Policy Study

New Mexico Ranks 21st in the Nation in Highway Performance and Cost-Effectiveness

New Mexico’s best rankings are maintenance disbursements per mile, urban Interstate pavement condition and capital and bridge disbursements per mile.

New Mexico’s highway system ranks 21st in the nation in overall cost-effectiveness and condition, according to the Annual Highway Report by Reason Foundation. This is a three- spot improvement from the previous report, where New Mexico ranked 24th overall.

In safety and performance categories, New Mexico ranks 39th in overall fatality rate, 20th in structurally deficient bridges, 14th in traffic congestion, 3rd in urban Interstate pavement condition and 25th in rural Interstate pavement condition.

On spending, New Mexico ranks 6th in total spending per mile and 4th in capital and bridge costs per mile.
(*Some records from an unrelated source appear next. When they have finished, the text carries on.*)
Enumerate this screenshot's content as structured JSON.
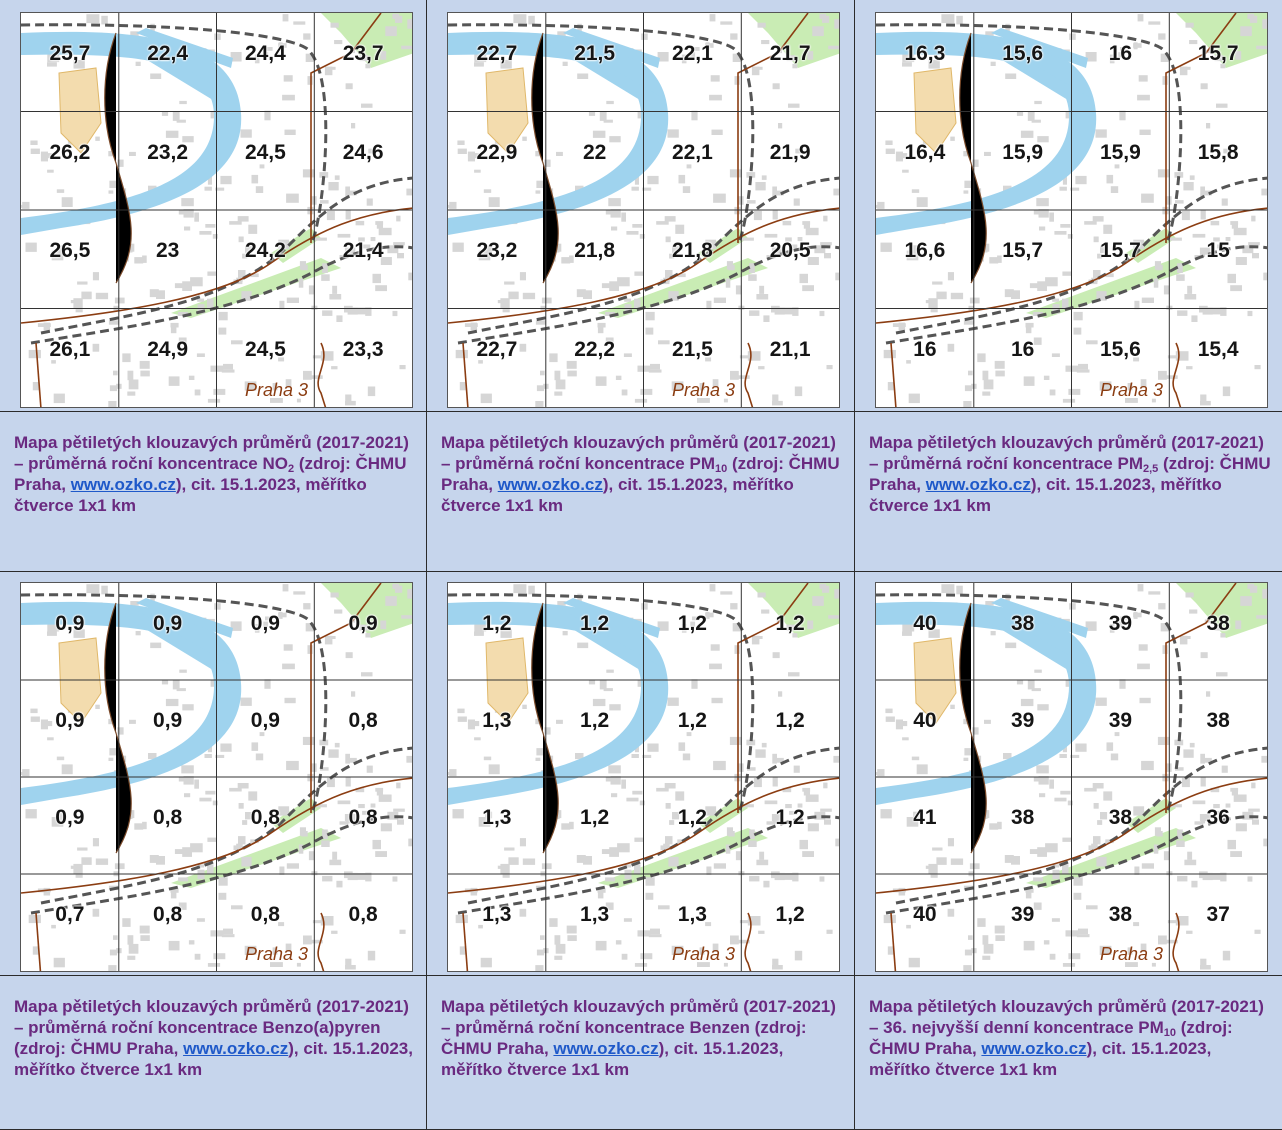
{
  "place_label": "Praha 3",
  "colors": {
    "cell_bg": "#c6d5ec",
    "caption_text": "#6a2a80",
    "link": "#1f59c9",
    "river": "#9fd3ee",
    "road": "#8b3d12",
    "park": "#c9ecb4"
  },
  "maps": [
    {
      "values": [
        "25,7",
        "22,4",
        "24,4",
        "23,7",
        "26,2",
        "23,2",
        "24,5",
        "24,6",
        "26,5",
        "23",
        "24,2",
        "21,4",
        "26,1",
        "24,9",
        "24,5",
        "23,3"
      ],
      "caption": {
        "before": "Mapa pětiletých klouzavých průměrů (2017-2021) – průměrná roční koncentrace NO",
        "sub": "2",
        "after_sub": " (zdroj: ČHMU Praha, ",
        "link": "www.ozko.cz",
        "after_link": "), cit. 15.1.2023, měřítko čtverce 1x1 km"
      }
    },
    {
      "values": [
        "22,7",
        "21,5",
        "22,1",
        "21,7",
        "22,9",
        "22",
        "22,1",
        "21,9",
        "23,2",
        "21,8",
        "21,8",
        "20,5",
        "22,7",
        "22,2",
        "21,5",
        "21,1"
      ],
      "caption": {
        "before": "Mapa pětiletých klouzavých průměrů (2017-2021) – průměrná roční koncentrace PM",
        "sub": "10",
        "after_sub": " (zdroj: ČHMU Praha, ",
        "link": "www.ozko.cz",
        "after_link": "), cit. 15.1.2023, měřítko čtverce 1x1 km"
      }
    },
    {
      "values": [
        "16,3",
        "15,6",
        "16",
        "15,7",
        "16,4",
        "15,9",
        "15,9",
        "15,8",
        "16,6",
        "15,7",
        "15,7",
        "15",
        "16",
        "16",
        "15,6",
        "15,4"
      ],
      "caption": {
        "before": "Mapa pětiletých klouzavých průměrů (2017-2021) – průměrná roční koncentrace PM",
        "sub": "2,5",
        "after_sub": " (zdroj: ČHMU Praha, ",
        "link": "www.ozko.cz",
        "after_link": "), cit. 15.1.2023, měřítko čtverce 1x1 km"
      }
    },
    {
      "values": [
        "0,9",
        "0,9",
        "0,9",
        "0,9",
        "0,9",
        "0,9",
        "0,9",
        "0,8",
        "0,9",
        "0,8",
        "0,8",
        "0,8",
        "0,7",
        "0,8",
        "0,8",
        "0,8"
      ],
      "caption": {
        "before": "Mapa pětiletých klouzavých průměrů (2017-2021) – průměrná roční koncentrace Benzo(a)pyren (zdroj: ČHMU Praha, ",
        "sub": "",
        "after_sub": "",
        "link": "www.ozko.cz",
        "after_link": "), cit. 15.1.2023, měřítko čtverce 1x1 km"
      }
    },
    {
      "values": [
        "1,2",
        "1,2",
        "1,2",
        "1,2",
        "1,3",
        "1,2",
        "1,2",
        "1,2",
        "1,3",
        "1,2",
        "1,2",
        "1,2",
        "1,3",
        "1,3",
        "1,3",
        "1,2"
      ],
      "caption": {
        "before": "Mapa pětiletých klouzavých průměrů (2017-2021) – průměrná roční koncentrace Benzen (zdroj: ČHMU Praha, ",
        "sub": "",
        "after_sub": "",
        "link": "www.ozko.cz",
        "after_link": "), cit. 15.1.2023, měřítko čtverce 1x1 km"
      }
    },
    {
      "values": [
        "40",
        "38",
        "39",
        "38",
        "40",
        "39",
        "39",
        "38",
        "41",
        "38",
        "38",
        "36",
        "40",
        "39",
        "38",
        "37"
      ],
      "caption": {
        "before": "Mapa pětiletých klouzavých průměrů (2017-2021) – 36. nejvyšší denní koncentrace PM",
        "sub": "10",
        "after_sub": " (zdroj: ČHMU Praha, ",
        "link": "www.ozko.cz",
        "after_link": "), cit. 15.1.2023, měřítko čtverce 1x1 km"
      }
    }
  ]
}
“To improve in the rankings, New Mexico needs to reduce its urban fatality rate, its administrative disbursements per mile and its overall fatality rate. The state ranks last in urban fatality rate, and in the bottom 15 for administrative disbursements per mile and overall fatality rate. Compared to neighboring states, the report finds New Mexico’s overall highway performance is better than Arizona (ranks 29th), Colorado (ranks 36th) and Texas (ranks 23rd),” said Baruch Feigenbaum, lead author of the Annual Highway Report and assistant director of transportation at Reason Foundation. “New Mexico is doing better than some comparable states such as Nevada (ranks 27th) but worse than other comparable states such as Utah (ranks 9th).
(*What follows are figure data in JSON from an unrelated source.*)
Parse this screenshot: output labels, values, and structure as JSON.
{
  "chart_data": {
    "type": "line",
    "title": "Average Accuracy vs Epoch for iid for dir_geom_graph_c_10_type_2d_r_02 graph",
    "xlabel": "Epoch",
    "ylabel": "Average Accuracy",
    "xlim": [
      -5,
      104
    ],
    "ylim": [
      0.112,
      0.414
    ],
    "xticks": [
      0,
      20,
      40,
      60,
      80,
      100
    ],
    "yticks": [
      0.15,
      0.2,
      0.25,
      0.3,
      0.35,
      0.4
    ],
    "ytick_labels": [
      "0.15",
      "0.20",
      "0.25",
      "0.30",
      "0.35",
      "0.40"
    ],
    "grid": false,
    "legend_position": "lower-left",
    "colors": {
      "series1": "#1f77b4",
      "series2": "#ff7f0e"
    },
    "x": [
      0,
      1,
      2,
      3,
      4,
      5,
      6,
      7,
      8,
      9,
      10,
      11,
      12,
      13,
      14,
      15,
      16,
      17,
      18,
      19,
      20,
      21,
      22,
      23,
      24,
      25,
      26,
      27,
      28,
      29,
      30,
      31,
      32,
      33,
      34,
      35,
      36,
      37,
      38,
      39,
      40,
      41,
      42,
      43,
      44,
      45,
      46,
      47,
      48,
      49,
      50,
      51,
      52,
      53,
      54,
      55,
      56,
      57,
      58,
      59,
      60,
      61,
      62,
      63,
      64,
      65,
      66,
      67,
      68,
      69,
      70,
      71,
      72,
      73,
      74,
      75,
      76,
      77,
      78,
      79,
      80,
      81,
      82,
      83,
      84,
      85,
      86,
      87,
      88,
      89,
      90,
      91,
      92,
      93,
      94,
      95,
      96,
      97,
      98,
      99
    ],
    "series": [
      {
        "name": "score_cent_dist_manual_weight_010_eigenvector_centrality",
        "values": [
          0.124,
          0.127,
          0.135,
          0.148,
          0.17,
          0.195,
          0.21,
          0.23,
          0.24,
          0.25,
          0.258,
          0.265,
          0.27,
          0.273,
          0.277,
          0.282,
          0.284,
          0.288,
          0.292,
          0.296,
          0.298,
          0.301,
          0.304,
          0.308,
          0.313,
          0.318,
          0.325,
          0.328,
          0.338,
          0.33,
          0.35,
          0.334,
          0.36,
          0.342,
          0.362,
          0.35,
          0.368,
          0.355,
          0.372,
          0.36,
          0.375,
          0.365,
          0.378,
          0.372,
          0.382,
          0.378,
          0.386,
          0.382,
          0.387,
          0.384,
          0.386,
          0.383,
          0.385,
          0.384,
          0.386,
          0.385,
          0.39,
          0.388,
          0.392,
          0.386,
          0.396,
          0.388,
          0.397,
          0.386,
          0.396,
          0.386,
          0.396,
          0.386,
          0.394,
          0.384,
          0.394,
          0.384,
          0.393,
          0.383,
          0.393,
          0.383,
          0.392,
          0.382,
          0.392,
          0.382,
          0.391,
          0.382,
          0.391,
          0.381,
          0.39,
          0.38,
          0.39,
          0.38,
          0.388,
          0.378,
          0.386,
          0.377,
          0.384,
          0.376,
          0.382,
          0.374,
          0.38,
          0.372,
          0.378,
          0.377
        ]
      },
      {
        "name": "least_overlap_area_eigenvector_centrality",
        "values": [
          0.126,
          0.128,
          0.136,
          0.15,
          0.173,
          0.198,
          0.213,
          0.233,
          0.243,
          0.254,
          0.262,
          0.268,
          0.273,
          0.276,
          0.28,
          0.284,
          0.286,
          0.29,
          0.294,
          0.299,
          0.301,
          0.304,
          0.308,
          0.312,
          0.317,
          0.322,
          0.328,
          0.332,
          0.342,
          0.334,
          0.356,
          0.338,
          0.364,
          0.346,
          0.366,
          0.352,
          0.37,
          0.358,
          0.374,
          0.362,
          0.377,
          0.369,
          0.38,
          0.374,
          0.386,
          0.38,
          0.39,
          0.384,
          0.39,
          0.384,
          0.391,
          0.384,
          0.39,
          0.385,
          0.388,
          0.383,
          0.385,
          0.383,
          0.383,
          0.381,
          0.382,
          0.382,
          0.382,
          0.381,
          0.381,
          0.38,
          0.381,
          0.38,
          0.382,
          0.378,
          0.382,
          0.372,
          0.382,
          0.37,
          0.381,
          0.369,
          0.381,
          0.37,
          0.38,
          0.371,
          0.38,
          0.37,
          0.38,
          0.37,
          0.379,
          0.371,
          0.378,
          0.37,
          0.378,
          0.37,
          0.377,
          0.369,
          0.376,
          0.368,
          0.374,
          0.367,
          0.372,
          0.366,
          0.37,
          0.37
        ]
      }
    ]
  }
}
New Mexico’s best rankings are in maintenance disbursements per mile (1st) and urban Interstate pavement condition (3rd).

New Mexico’s worst rankings are urban fatality rate (50th) and administrative disbursements per mile (39th).
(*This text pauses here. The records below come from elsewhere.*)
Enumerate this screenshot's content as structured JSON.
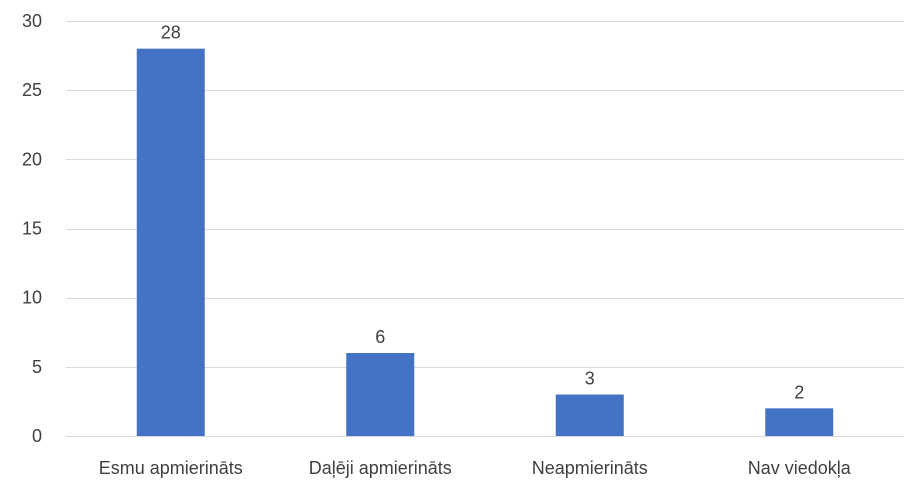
{
  "chart_data": {
    "type": "bar",
    "title": "",
    "xlabel": "",
    "ylabel": "",
    "categories": [
      "Esmu apmierināts",
      "Daļēji apmierināts",
      "Neapmierināts",
      "Nav viedokļa"
    ],
    "values": [
      28,
      6,
      3,
      2
    ],
    "ylim": [
      0,
      30
    ],
    "yticks": [
      0,
      5,
      10,
      15,
      20,
      25,
      30
    ],
    "grid": true,
    "legend": "none",
    "data_labels": true,
    "bar_color": "#4472c4"
  }
}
New Mexico’s state-controlled highway mileage makes it the 21st largest highway system in the country.

Reason Foundation’s Annual Highway Report measures the condition and cost-effectiveness of state-controlled highways in 13 categories, including pavement condition, traffic congestion, structurally deficient bridges, traffic fatalities, and spending (capital, maintenance, administrative, overall) per mile.

The Annual Highway Report is based on spending and performance data submitted by state highway agencies to the federal government for 2016 as well as urban congestion data from INRIX and bridge condition data from the Better Roads inventory for 2017. For more details on the calculation of each of the 13 performance measures used in the report, as well as the overall performance measure, please refer to the appendix in the main report. The report’s dataset includes Interstate, federal and state roads but not county or local roads. All rankings are based on performance measures that are ratios rather than absolute values: the financial measures are disbursements per mile, the fatality rate is fatalities per 100 million vehicle-miles of travel, the urban congestion measure is the annual delay per auto commuter, and the others are percentages. For example, the state ranking 1st in structurally deficient bridges has the smallest percentage of structurally deficient bridges, not the smallest number of structurally deficient bridges.